Prove that we can define manifold's structure for $1.$ An open interval $A=(0,1) $ $2.B=\{(x,y)\in R^2 | ||(x,y)||<1\}$
And that we can't define manifold's structure for $3.$ An closed interval $C=[0,1]$ $4.D=\{(x,y)\in R^2 | ||(x,y)||\leq1\}$
for 1. and 2. Can I use the fact that there is a homeomorphism $id$ which map open set A onto open set A in R and open set B onto open set B in $R^2$ and so we have system of coordinate neighborhoods defined in Hausdorff space A and B ? How to prove that we can't define manifold's structure for 3. and 4.?
1 and 2 are open subsets of Hausdorff, second countable spaces, then, 1 and 2 are Hausdorff and second countable subspaces.
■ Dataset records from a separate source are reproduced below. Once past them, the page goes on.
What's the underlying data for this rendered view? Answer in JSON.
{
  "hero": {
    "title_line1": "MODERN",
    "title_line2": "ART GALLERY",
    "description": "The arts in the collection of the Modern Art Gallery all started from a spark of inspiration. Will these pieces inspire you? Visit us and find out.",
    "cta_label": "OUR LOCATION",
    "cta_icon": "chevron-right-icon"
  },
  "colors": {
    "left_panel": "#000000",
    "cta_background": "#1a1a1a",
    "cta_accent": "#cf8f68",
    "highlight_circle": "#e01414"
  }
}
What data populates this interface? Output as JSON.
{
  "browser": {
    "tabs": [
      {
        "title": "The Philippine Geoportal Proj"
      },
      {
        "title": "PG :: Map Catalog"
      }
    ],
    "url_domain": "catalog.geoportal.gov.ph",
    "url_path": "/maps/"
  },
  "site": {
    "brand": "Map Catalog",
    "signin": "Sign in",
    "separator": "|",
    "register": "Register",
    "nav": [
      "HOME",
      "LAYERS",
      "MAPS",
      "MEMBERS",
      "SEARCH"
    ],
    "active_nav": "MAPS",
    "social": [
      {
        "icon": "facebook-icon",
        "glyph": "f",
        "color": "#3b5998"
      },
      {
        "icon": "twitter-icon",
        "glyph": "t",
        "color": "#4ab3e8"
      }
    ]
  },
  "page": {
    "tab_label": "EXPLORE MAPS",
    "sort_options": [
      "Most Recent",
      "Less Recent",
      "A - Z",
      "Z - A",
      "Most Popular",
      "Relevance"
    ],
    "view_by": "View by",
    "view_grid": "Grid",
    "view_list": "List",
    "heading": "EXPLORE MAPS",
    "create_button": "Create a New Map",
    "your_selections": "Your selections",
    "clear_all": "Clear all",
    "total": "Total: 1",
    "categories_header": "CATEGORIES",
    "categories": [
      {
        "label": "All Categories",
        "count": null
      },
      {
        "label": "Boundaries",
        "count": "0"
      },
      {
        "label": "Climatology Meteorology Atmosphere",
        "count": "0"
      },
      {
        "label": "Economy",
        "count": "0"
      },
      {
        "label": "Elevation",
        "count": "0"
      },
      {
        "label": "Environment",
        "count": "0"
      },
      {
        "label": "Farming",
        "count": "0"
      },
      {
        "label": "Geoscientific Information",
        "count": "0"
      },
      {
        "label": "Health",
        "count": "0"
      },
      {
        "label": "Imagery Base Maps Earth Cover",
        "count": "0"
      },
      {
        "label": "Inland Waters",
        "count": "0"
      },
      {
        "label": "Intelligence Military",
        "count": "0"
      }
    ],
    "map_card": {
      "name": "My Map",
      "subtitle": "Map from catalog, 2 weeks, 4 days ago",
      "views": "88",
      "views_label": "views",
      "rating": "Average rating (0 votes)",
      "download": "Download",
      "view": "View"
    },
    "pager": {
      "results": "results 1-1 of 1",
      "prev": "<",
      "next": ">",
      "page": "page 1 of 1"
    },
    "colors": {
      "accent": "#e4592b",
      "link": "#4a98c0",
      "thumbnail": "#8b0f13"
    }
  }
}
Being open, they are already homeomorphic to open subsets of $\mathbb{R}^n$. Thus, 1 and 2 are manifolds. Any open subspace $U$ of $\mathbb{R}^n$ has the differentiable structure $F_U=\{ (U_a \cap U, \phi_a|_{U_a \cap U}); (U_a,\phi_a) \in F\}$ where $F$ is the standard differentiable structure of $\mathbb{R}^n$.
But, take in 3 any neighborhood of $1$ or $0$. They are not homeomorphic to an open set of real line (because they are, in subspace topology, of the form [0,a) or (a,1] for a<1 ). A similar argument works for 4.